O tio amarrou a mulinha na traseira, através de um laço que passou pela cabeça do arreio, ele e Tereza seguravam a corda, enquanto o Manelão punha-se entre os varais, de novo, iniciando a descida da ladeira, toda cheia de curvas e precipícios do lado direito. Durante algum tempo, iam conseguindo sustentar a carroça numa velocidade moderada, porém, a mulinha empacou e o laço partiu, deixando que eles ficassem contendo-a sozinhos. Todavia, aquilo durou apenas até a primeira curva, quando os dois que ajudavam na traseira também tiveram que desistir, por absoluta impossibilidade de resistirem.
Manelão não deixou vencer-se, ora arrastava-se pelo cascalho, ora era levantado e ficava pedalando no ar, mas não desgrudava dos varais. Começou foi a gritar, apavorado, enquanto tentava controlar a carroça:
-Seguuuuuuuuuura, gente! ... eita, trem doido! ... Ajuda, Nossa Senhora do Menino Jesus!

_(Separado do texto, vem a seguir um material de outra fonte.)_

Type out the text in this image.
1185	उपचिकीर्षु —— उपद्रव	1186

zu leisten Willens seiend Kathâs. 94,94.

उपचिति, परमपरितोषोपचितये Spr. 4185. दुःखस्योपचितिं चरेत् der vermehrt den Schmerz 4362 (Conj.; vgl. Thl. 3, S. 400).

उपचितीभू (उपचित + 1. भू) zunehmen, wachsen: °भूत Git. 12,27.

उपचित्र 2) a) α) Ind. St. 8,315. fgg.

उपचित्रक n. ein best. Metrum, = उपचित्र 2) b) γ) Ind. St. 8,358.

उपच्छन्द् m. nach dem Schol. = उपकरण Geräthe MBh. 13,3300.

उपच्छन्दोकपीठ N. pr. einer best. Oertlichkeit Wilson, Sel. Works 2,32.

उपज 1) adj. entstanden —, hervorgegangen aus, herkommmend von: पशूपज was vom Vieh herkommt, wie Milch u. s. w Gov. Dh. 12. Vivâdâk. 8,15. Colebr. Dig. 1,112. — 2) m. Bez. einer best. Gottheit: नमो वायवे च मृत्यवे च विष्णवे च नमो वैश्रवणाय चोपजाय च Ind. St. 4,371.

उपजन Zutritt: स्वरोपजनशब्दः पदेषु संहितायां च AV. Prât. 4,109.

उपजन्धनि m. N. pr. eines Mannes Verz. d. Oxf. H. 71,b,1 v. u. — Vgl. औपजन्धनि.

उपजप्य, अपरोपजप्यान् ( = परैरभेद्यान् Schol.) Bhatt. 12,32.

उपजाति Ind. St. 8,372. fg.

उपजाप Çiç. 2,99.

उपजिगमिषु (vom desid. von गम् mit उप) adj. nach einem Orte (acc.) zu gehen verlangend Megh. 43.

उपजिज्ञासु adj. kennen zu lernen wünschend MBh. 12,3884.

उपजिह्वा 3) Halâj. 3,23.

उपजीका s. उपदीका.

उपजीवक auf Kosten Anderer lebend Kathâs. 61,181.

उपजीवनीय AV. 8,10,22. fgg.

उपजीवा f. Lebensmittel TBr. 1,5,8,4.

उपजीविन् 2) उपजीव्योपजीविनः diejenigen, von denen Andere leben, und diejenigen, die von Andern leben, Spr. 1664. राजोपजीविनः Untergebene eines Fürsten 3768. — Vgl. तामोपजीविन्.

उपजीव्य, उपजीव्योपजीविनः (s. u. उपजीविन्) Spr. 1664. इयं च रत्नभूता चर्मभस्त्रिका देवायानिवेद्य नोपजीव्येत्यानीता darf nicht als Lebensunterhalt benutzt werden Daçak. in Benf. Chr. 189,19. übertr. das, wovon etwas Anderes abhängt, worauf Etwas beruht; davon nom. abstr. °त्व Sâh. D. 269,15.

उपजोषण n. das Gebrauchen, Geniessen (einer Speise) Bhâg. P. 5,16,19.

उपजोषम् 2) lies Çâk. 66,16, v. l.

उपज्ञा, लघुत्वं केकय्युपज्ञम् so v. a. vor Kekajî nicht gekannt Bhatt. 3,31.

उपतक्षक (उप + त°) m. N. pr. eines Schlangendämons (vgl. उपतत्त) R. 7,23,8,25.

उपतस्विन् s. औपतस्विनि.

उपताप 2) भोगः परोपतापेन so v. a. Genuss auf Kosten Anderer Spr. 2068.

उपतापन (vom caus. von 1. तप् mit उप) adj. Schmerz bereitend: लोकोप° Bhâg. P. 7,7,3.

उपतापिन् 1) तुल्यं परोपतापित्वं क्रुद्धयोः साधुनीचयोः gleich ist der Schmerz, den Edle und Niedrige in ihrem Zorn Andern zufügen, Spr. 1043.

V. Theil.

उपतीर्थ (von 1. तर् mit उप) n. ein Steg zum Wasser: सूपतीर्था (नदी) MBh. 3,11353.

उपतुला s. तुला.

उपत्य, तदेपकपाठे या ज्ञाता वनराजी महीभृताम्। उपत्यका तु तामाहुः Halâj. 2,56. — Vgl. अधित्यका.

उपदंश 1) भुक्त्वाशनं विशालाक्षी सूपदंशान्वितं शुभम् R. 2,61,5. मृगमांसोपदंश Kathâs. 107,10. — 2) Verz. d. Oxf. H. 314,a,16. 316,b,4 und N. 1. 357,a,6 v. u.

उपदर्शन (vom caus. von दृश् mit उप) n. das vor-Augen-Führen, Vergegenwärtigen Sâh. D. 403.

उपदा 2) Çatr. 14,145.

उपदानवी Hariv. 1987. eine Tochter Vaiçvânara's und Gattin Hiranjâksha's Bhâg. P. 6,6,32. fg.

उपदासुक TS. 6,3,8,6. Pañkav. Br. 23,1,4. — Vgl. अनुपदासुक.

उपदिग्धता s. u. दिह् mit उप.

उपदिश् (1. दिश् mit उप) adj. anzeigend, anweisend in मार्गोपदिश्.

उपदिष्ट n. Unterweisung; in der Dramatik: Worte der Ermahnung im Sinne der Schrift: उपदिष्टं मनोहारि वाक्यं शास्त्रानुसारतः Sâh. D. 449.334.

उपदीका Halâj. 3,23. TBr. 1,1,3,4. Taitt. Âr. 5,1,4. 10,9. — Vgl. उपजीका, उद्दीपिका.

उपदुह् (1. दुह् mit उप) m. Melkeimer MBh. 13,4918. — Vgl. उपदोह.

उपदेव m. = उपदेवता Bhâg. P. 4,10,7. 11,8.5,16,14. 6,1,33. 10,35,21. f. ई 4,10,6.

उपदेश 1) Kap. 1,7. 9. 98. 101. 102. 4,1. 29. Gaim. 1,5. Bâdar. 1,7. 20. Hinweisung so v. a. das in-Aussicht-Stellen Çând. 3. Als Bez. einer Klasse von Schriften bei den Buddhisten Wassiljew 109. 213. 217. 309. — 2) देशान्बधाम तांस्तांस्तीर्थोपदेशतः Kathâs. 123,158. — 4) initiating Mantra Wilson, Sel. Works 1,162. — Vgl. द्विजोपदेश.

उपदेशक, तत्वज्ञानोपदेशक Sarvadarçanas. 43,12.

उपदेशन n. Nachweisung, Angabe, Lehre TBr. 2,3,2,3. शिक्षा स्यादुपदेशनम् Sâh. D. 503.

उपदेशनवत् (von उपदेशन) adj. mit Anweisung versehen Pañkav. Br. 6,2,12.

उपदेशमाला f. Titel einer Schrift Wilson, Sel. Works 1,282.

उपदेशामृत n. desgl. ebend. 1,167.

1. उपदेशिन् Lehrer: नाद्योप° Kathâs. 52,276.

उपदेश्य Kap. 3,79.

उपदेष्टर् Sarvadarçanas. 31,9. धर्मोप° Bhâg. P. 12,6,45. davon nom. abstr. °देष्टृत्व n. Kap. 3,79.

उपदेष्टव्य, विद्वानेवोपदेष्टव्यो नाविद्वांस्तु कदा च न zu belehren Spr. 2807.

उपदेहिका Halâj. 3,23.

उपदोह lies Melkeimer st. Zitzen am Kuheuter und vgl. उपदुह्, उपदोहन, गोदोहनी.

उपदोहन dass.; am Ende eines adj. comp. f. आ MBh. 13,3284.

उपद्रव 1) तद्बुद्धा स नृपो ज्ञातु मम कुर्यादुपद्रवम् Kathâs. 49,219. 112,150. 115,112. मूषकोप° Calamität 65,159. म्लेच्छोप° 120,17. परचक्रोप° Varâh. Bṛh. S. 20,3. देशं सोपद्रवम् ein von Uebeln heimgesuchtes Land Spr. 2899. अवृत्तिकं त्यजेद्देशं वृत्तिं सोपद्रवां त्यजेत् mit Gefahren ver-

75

Resultado: foi parar no meio do brejo, todo esfolado, deixando a carroça tombada mais adiante, com os varais quebrados e a carga espalhada pelo caminho. Quando a esposa e o tio chegaram, mesmo entre gemidos, ainda perguntou:
-Gente, será que estragou as compras? Você viu, Tereza, se o meu par de botinas novas não se perdeu por aí no meio do mato?
-Calma, homem! ... eu avisei que não dava para descer a serra, não foi? Mas, fique tranqüilo, porque não estragou nada, viu? A não ser a sua cara, mas isto é bem feito, para largar de ser tão teimoso! – retrucou a esposa
-Graaaaaaaaaças a Deus!!! ... a carroça eu conserto, daqui a alguns dias eu estarei curado, mas o importante eram as mercadorias, uai! ... Ahhh, Rochedo! Eu vou te matar, trem ruim!
Matou nada, porque pensou bem, refrescou a cabeça e concluiu que teria de gastar muito dinheiro para comprar um outro animal, lógico! Preferiu continuar sofrendo com as fugas do burro.
d – DE NOVO, PUXANDO CARROÇA
Os anos se sucederam, melhoraram de vida, aproveitaram bem o empréstimo do sítio onde começaram a progredir financeiramente. Filhos, então, era uma glória, pois sucediam-se à base de um por ano. Já tinham seis, uma escadinha entre um e nove anos, quando os herdeiros do antigo patrão e protetor, que havia falecido, decidiram vender a propriedade e mandaram-no para o espaço. Com algumas economias feitas até ali, conseguiu comprar uma boa fazendinha na região, onde continuaram vivendo.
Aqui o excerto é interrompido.